O relatório alerta que a redução das emissões de dióxido de carbono não é mais suficiente. O mundo deve acelerar a implementação de tecnologias de absorção de CO2 da atmosfera, ainda pouco exploradas.

Quase todos os países adotaram um aumento máximo de 1,5°C na temperatura média do planeta como meta ideal até meados do século. Mas o planeta já atingiu +1,1°C, o que, segundo especialistas do IPCC, tem causado eventos climáticos extremos no mundo.

Preços recordes

O secretário-geral da ONU, Antonio Guterres, alertou no mês passado que as principais economias estão permitindo que as emissões de CO2 aumentem quando deveriam reduzi-las drasticamente.

"Estamos caminhando como sonâmbulos em direção à catástrofe climática", disse.

E, ao mesmo tempo, o preço da gasolina está batendo recordes.
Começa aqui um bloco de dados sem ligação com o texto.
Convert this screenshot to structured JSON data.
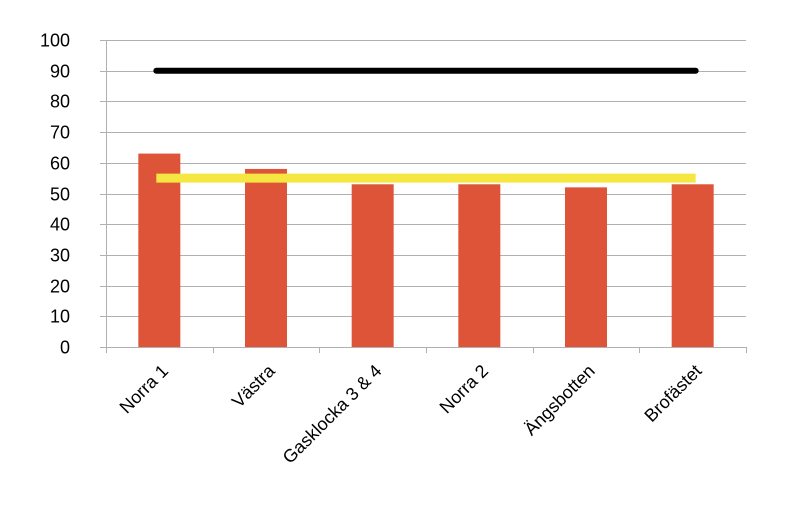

O impacto na inflação é devastador e o crescimento econômico que deveria acontecido após as grandes restrições causadas pela pandemia não foi registrado.

O relatório do IPCC de fevereiro sobre os impactos e vulnerabilidades das mudanças climáticas passadas, presentes e futuras detalhou o que Guterres chamou de "atlas do sofrimento humano".

"A crise climática está se acelerando e os combustíveis fósseis são a causa principal. Qualquer relatório sobre mitigação que não enfatize esse fato está negando a própria ciência com a qual o IPCC está comprometido", diz Nikki Reisch, do Centro de Direito Ambiental Internacional.